The focus of efforts will be on software that fits the software as a service (SaaS) business model, as that model lends itself best to the use of a native utility token. Many ideas are borrowed from the Bancor whitepaper, such as the concepts of token liquidity and forming a community that can self-fund through a native token. See this video for additional background. The primary purpose of the token is to recognize and quantify contributions by community members.
The Foundation will fund development of SaaS open source software projects. The value of this software will be monetized through the burning of PSF utility tokens. The Foundation will manage projects with the goal of creating a positive-reinforcement cycle between developers, software, and the pseudo-stable utility token. The primary business problem that the token-economic model solves is rewarding contributors later in the software life cycle.
When the token is used to pay for software services, the tokens are burned, and BCH is captured in a special token-liquidity application, inspired by the Bancor whitepaper. This application allows community members to exchange their tokens for BCH, providing perfect liquidity. The price of the token is loosely pegged to BCH through an adjustable exchange rate. The loose peg allows supply and demand dynamics to work naturally, but retards wild market swings.
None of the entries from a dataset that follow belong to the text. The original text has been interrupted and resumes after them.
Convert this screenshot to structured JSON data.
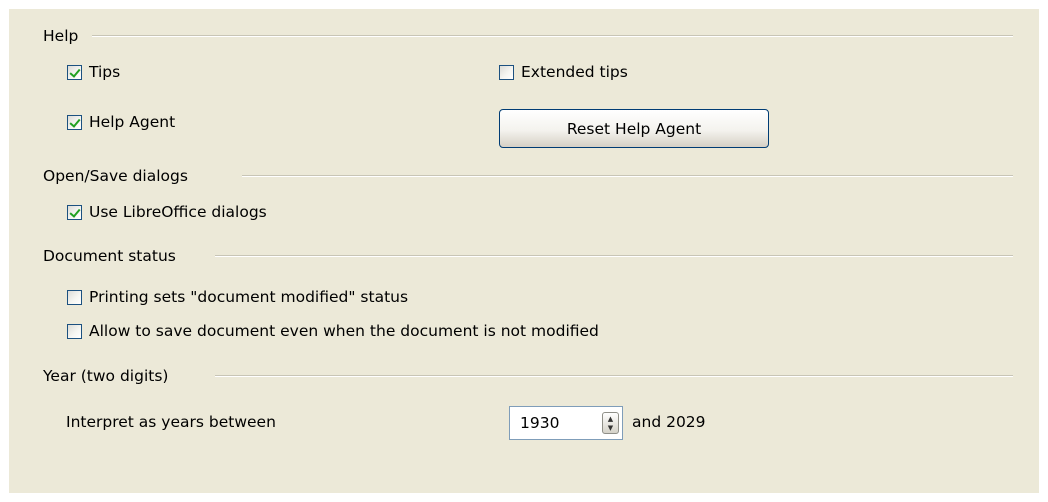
{
  "help": {
    "title": "Help",
    "tips": {
      "label": "Tips",
      "checked": true
    },
    "extended_tips": {
      "label": "Extended tips",
      "checked": false
    },
    "help_agent": {
      "label": "Help Agent",
      "checked": true
    },
    "reset_button": "Reset Help Agent"
  },
  "open_save": {
    "title": "Open/Save dialogs",
    "use_dialogs": {
      "label": "Use LibreOffice dialogs",
      "checked": true
    }
  },
  "document_status": {
    "title": "Document status",
    "printing_sets": {
      "label": "Printing sets \"document modified\" status",
      "checked": false
    },
    "allow_save": {
      "label": "Allow to save document even when the document is not modified",
      "checked": false
    }
  },
  "year": {
    "title": "Year (two digits)",
    "interpret_label": "Interpret as years between",
    "start_year": "1930",
    "end_text": "and 2029"
  }
}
Funding for open source software projects is a well studied and unsolved social problem, primarily due to the concept of code rot in modern software development. Rather than rehash or summarize the issue, interested readers should refer to this seminal work by Nadia Eghbal:
While many business models for open source software exist, all are incomplete, requiring either venture capital, corporate sponsorship, or some other small number of parties to take on a great deal of risk in order to get the project to profitability. Tokens on the other hand, hold the promise of allowing communities to self-fund, by easily tracking the labor put forth by community members and then rewarding them if the software grows in usage.
Here is a list of articles discussing this idea further:
The mission of the Permissionless Software Foundation is to foster the growth of open source software and the adoption of Bitcoin Cash across the globe. We belive this is the best way to promote individual sovereignty and increase prosperity. The Foundation will focus on the development, management, and promotion of software that makes it easy for individuals to protect their privacy, circumvent censorship, and engage in economic action.
The primary tool used to protect privacy is the Tor network. The Tor network and tor-accessible browsers like Brave browser work within the current server-client paradigm, but they provide a layer of anonymity by hiding the server IP address inside the Tor network.
The primary tool used to prevent censorship will be IPFS and the Bitcoin Cash blockchain. These two peer-to-peer (p2p) networks have individually proven robust censorship resistance throughout their short lives. The Foundation offers software that combine these two technologies.
For long-term, technical discussions, GitHub Issues will be used. GitHub Issues have a proven and effective track record for technical collaboration. Issues will also be an important element in coordinating labor using the token economics presented in this document.
Trello or similar web applications will be used to coordinate and organize effort around sub-projects, using Agile software development best practices. Again, these tools have well-established track record within the software industry.
A board of directors will slowly be created to help govern the Foundation. The goal is to decentralize power within the organization so that no one entity represents a single point of failure. Pseudonyms for board members, to protect their identity from the wider world, will be allowed and encouraged.
The primary duties of the board of directors are short and simple:
- The board has the sole power to create new tokens. The tokens are primarily used to recognize contributors that help the organization grow.
- They can also approve the transfer of tokens or BCH into the token-liquidity app, in order to help the token stay close to the psudo-stable peg.
To prevent abuse, seek consensus, and reduce central points of failure, new token issuance will require a 3-of-5 signature. New tokens can only be created if 3 of the 5 directors sign the transaction with their private key. Likewise, BCH held by the organization can only be spent if three of the five keys sign for the transaction.
The ‘creation address’ for new tokens will be changed annually. In addition to good security, this process will ensure all board members are familiar with the process of adding and removing private keys, so that keys can be replaced easily if a security compromise occurs.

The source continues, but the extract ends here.